Problem or solution? Cybersecurity and cloud-based “software as a service” in local government
Updated: Mar 8
CivicPulse fielded a survey of 584 local government leaders involved in IT decision-making in July 2021 and conducted eleven in-depth follow-up interviews. Below is what we found.
1. Cybersecurity is a top priority for local governments.
High-profile ransomware attacks in larger city governments like Atlanta and Baltimore have elevated the issue of cybersecurity in local government decision-making. Smaller local governments—often with particularly outdated IT systems—are also vulnerable to cyber attacks.
Accordingly, our survey shows that cybersecurity has become a mainstream concern for local governments of all sizes. When presented a list of possible priorities related to IT, more local government officials cited cybersecurity than any other item (Fig. 1).
Figure 1: Which of the following IT initiatives are strategic priorities for your local government?
Other top priorities included improving citizen experience, data governance, and workflow automation, and disaster recovery. Taken together, these priorities reflect growing willingness of local governments to invest resources in updating their IT systems.
Fittingly, the supply of companies offering products and services to local governments to improve their IT systems has exploded. In particular, both established and new software companies are eager to persuade local governments to join the trend toward “Software as a Service” (SaaS), which they argue will help local officials not only improve citizen experience and employee efficiency, but also data security.
2. The rise of "Software as a Service” (SaaS) has accelerated local government’s transition to the cloud.
Local governments are increasingly turning to third-party vendors to upgrade their IT systems for operations and service provision. In the realm of software, this growing engagement with the private sector has corresponded with the rapid rise of the “Software as a Service” (SaaS) model in local government, wherein companies offer subscriptions to services which are centrally managed offsite—and typically over the cloud.
Our survey indicates that most of the larger city and county governments have adopted at least one new cloud-based SaaS in the last three years, and even 46% of the smallest local governments did so (Figure 2).
Figure 2: Adopted a cloud-based SaaS in the last three years (by population size).
Cloud-based SaaS is an attractive choice for local governments interested in modernizing their operations. As one local official put it, “Some of [our] hardware appliances are really outdated so it just makes sense to move it to the cloud.”

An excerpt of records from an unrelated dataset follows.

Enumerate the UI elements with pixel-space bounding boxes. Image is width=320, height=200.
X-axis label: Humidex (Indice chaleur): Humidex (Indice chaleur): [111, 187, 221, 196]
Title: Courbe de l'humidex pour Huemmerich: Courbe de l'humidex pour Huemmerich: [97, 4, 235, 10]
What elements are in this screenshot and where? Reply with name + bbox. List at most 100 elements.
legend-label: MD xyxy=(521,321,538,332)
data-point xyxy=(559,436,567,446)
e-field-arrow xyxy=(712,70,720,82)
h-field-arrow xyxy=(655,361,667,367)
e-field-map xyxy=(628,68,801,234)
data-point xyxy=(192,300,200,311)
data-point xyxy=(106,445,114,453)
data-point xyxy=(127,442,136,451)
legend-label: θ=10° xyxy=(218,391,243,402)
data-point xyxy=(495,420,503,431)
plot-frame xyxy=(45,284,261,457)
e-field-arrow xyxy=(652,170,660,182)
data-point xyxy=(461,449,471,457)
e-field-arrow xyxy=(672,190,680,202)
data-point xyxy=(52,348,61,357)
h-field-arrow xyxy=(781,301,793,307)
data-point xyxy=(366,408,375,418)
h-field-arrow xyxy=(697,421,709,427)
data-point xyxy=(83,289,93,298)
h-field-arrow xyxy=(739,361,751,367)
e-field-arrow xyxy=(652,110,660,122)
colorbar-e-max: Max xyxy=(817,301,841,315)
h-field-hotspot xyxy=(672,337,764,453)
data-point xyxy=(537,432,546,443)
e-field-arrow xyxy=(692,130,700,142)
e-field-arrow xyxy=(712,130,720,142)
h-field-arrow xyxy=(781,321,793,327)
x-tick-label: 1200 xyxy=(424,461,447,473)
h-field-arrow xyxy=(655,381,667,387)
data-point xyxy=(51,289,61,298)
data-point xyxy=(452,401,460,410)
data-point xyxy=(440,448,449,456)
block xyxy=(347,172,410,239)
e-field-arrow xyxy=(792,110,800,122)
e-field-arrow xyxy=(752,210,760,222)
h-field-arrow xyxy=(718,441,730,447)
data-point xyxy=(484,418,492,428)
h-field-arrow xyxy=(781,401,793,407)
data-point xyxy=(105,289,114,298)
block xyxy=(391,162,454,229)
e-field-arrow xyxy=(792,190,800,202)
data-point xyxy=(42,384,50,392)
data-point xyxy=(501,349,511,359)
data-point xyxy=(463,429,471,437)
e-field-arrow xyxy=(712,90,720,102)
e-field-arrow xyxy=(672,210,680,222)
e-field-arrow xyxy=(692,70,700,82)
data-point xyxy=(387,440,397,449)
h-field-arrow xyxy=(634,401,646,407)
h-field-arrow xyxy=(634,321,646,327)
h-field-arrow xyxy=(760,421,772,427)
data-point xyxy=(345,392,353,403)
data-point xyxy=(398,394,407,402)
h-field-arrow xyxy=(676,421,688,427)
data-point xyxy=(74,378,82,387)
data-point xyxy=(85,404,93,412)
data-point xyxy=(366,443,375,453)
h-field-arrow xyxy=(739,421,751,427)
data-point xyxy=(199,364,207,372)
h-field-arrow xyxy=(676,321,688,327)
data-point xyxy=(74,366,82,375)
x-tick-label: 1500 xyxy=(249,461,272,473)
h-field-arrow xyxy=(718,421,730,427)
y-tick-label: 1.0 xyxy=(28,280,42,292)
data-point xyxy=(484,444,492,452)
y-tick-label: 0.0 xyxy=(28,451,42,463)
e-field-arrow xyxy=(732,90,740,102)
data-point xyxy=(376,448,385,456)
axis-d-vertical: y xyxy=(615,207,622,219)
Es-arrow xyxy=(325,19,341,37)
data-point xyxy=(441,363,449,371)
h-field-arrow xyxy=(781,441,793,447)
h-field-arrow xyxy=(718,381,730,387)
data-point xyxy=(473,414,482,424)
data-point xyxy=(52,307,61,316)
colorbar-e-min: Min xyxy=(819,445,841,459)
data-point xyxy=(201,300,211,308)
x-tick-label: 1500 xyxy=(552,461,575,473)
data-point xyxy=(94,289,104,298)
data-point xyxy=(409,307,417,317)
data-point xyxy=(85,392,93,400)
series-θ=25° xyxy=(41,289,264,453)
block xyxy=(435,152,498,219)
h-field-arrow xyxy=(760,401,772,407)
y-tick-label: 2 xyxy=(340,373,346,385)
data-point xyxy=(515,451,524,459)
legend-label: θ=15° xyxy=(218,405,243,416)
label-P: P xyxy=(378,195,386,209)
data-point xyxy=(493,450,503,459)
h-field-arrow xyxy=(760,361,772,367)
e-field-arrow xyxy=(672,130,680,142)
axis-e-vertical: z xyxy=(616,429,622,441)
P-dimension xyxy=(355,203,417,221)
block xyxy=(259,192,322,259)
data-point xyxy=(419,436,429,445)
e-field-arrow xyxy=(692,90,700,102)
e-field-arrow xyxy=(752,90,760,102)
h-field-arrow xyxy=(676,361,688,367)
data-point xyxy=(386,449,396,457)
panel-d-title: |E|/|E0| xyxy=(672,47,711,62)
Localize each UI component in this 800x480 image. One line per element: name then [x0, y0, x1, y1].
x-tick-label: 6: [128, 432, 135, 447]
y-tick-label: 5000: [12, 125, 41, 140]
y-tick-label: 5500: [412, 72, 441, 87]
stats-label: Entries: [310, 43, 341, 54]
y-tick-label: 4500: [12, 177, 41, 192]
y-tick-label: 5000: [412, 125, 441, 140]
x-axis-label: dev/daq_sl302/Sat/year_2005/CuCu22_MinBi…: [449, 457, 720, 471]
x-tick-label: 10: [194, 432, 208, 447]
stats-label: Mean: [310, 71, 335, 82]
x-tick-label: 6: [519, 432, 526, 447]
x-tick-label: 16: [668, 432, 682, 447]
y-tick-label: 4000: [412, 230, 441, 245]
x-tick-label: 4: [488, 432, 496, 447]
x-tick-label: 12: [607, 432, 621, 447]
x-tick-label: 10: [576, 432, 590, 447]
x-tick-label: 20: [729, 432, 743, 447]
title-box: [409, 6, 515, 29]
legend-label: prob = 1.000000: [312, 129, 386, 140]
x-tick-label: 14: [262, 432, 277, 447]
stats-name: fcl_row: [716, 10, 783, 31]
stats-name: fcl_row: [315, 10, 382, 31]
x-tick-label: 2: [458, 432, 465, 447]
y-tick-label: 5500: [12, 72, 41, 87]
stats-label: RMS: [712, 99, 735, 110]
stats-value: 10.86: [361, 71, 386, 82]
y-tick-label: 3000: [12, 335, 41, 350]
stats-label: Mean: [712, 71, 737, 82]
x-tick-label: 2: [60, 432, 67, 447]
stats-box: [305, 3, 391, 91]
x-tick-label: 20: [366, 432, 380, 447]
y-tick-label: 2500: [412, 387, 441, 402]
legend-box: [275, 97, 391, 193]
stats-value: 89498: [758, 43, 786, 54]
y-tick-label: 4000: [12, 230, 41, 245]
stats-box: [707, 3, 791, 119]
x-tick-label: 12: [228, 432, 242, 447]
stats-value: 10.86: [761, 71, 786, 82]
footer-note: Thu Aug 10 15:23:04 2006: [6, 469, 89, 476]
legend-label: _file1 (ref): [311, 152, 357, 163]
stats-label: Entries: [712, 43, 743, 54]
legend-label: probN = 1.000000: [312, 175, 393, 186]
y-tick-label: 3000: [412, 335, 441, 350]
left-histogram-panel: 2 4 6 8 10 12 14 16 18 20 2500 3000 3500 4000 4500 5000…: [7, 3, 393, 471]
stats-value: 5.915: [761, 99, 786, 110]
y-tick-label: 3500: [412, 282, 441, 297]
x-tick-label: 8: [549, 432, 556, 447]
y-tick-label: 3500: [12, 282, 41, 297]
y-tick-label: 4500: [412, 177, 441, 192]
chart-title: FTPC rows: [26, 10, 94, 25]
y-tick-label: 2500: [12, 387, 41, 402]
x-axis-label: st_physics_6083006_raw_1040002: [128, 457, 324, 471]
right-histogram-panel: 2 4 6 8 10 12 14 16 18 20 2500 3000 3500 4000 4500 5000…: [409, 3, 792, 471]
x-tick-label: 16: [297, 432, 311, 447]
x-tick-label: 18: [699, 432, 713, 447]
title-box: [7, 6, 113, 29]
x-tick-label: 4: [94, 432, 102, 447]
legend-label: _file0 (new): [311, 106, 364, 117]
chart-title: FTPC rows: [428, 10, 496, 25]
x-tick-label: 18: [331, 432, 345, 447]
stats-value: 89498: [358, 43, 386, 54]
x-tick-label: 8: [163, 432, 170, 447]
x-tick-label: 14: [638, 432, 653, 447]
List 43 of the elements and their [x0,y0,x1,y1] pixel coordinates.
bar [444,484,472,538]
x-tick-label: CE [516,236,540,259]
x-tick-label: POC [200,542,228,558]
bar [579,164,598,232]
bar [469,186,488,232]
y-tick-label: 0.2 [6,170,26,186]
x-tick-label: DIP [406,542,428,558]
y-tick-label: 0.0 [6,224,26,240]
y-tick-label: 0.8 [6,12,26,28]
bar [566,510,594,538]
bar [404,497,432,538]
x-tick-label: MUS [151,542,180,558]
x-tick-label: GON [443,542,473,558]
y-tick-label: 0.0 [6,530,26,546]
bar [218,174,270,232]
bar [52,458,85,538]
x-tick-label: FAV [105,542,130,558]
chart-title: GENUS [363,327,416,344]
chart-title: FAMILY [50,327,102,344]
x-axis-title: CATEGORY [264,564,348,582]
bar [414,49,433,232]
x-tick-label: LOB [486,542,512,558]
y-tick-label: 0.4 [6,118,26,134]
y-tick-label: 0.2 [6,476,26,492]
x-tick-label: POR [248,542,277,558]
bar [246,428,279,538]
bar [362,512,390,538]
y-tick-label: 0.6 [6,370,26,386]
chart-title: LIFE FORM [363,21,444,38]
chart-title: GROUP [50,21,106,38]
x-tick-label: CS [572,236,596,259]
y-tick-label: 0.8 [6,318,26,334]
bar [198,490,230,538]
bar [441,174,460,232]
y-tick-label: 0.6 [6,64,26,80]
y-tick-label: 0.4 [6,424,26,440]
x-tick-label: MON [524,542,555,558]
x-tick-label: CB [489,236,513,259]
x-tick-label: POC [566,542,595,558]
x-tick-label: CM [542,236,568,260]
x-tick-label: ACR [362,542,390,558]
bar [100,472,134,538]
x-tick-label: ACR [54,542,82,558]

SaaS also provides added protection against data loss and interruptions in service during outages. For this reason, officials located in areas prone to natural disasters consider cloud-based SaaS to be more secure than hosting software on-premise. “[W]e live in a hurricane area,” said one respondent, “so if a disaster happens we would be in a big bind.”
But even local governments who are less eager to join the trend toward cloud may soon not have much choice. In follow-up interviews CivicPulse conducted, we learned that local government officials with existing “on-premise” software service contracts are being told by their vendors were that vendors may soon require all contracts to be moved to the cloud.
From the standpoint of the vendors, encouraging—or even mandating—the transition to the cloud has obvious advantages, as they can economize on the scaling of offsite central management.
3. SaaS appears to be a double-edged sword for cybersecurity.
This trend toward SaaS poses a double-edged sword for cybersecurity. On the one hand, software companies which provide services to governments take pains to ensure their data are secure. And the centralization of data management would likely to reduce vulnerabilities to onsite ransomware attacks.
On the other hand, putting one’s data on the cloud—no matter the promises made by the company on the other end about security—would seem to inevitably create a new cyber vulnerability.
In our interviews with local officials, this concern was borne out. For example, a few interviewees mentioned the 2020 ransomware attack on a popular SaaS provider, Tyler Technologies, as a factor in their local governments’ decision to put off SaaS adoption. In these cases, security was the justification for continuing to run operations on-premise. As one respondent put it: “our IT Director preferred the security of it all being on our systems where he had control over everything, security wise.”
Our research shows that local government officials certainly recognize the benefits of moving toward cloud-based SaaS. However, the much-needed collective awakening to the threats of cybersecurity is leaving some local officials with a preference to keep their software in-house for the time being.